[Cebu.] Cebu (with a population of 34,000) is the chief town of the island of the same name, the seat of Government and of the bishop of the Bisayas, and within forty-eight hours from Manila by steamer. It is as favorably situated with regard to the eatern portion of the Bisayan group as Iloilo is for the western, and is acquiring increased importance as the emporium for its products. Sugar and tobacco are obtained from Bohol; rice from Panay; abaca from Leyte and Mindanao; and coffee, wax, Spanish cane, and mother-of-pearl from Misamis (Mindanao). Its distance from Samar is twenty-six, from Leyte two and a half, from Bohol four, and from Negros eighteen miles.
[Cebu island.] The island of Cebu extends over seventy-five square miles. A lofty mountain range traverses it from north to south, dividing the east from the west side, and its population is estimated at 340,000,—4,533 to the square mile. The inhabitants are peaceable and docile; thefts occur very seldom, and robberies never. Their occupations are agriculture, fishing, and weaving for home consumption. Cebu produces sugar, tobacco, maize, rice, etc., and in the mountains potatoes; but the rice produced does not suffice for their requirements, there being only a little level land, and the deficiency is imported from Panay.

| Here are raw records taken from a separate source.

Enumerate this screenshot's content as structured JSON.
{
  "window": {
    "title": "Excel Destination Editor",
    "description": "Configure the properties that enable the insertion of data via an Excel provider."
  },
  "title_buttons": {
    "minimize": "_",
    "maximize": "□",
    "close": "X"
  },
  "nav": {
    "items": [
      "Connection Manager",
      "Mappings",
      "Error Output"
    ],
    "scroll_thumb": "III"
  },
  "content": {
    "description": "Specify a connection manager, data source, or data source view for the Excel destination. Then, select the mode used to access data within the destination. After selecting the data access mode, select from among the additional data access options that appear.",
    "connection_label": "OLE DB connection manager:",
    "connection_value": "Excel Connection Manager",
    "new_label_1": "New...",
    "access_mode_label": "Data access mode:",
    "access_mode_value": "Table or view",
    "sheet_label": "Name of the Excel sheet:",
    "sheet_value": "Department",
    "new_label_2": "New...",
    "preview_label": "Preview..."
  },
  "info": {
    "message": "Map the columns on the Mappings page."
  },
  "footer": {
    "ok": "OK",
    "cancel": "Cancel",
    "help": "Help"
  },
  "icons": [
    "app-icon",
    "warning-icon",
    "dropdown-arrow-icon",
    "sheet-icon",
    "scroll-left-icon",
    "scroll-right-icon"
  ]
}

[Land tenure.] The island possesses considerable beds of coal, the full yield of which may now be looked for, as the duty on export was abandoned by a decree of the 5th of May, 1869. [211] While in Luzon and Panay the land is for the most part the property of the peasantry, in Cebu it mostly belongs to the mestizos, and is let out by them, in very small allotments, upon lease. The owners of the soil know how to keep the peasants in a state of dependence by usurious loans; and one of the results of this abuse is that agriculture in this island stands lower than in almost any other part of the archipelago. [212] [Customhouse data.] The entire value of the exports in 1868 amounted to $1,181,050; of which sugar to the value of $481,127, and abaca to the value of $378,256; went to England, abaca amounting to $112,000 to America, and tobacco to $118,260 to Spain. The imports of foreign goods, mostly by the Chinese, come through Manila, where they purchase from the foreign import houses. The value of these imports amounted in 1868 to $182,522; of which $150,000 were for English cotton stuffs. The entire imports of the island were estimated at $1,243,582, and the exports at $226,898. Among the importations were twenty chests of images, a sign of the deeply-rooted worship of the Virgin. Formerly the products for exportation were bought up by the foreign merchants, mostly Chinese mestizos; but now they are bought direct from the producers, who thus obtain better prices in consequence of the abolition of the high brokerages. To this and to the energy of the foreign merchants, under favorable circumstances, is the gradual improvement of agriculture principally to be ascribed.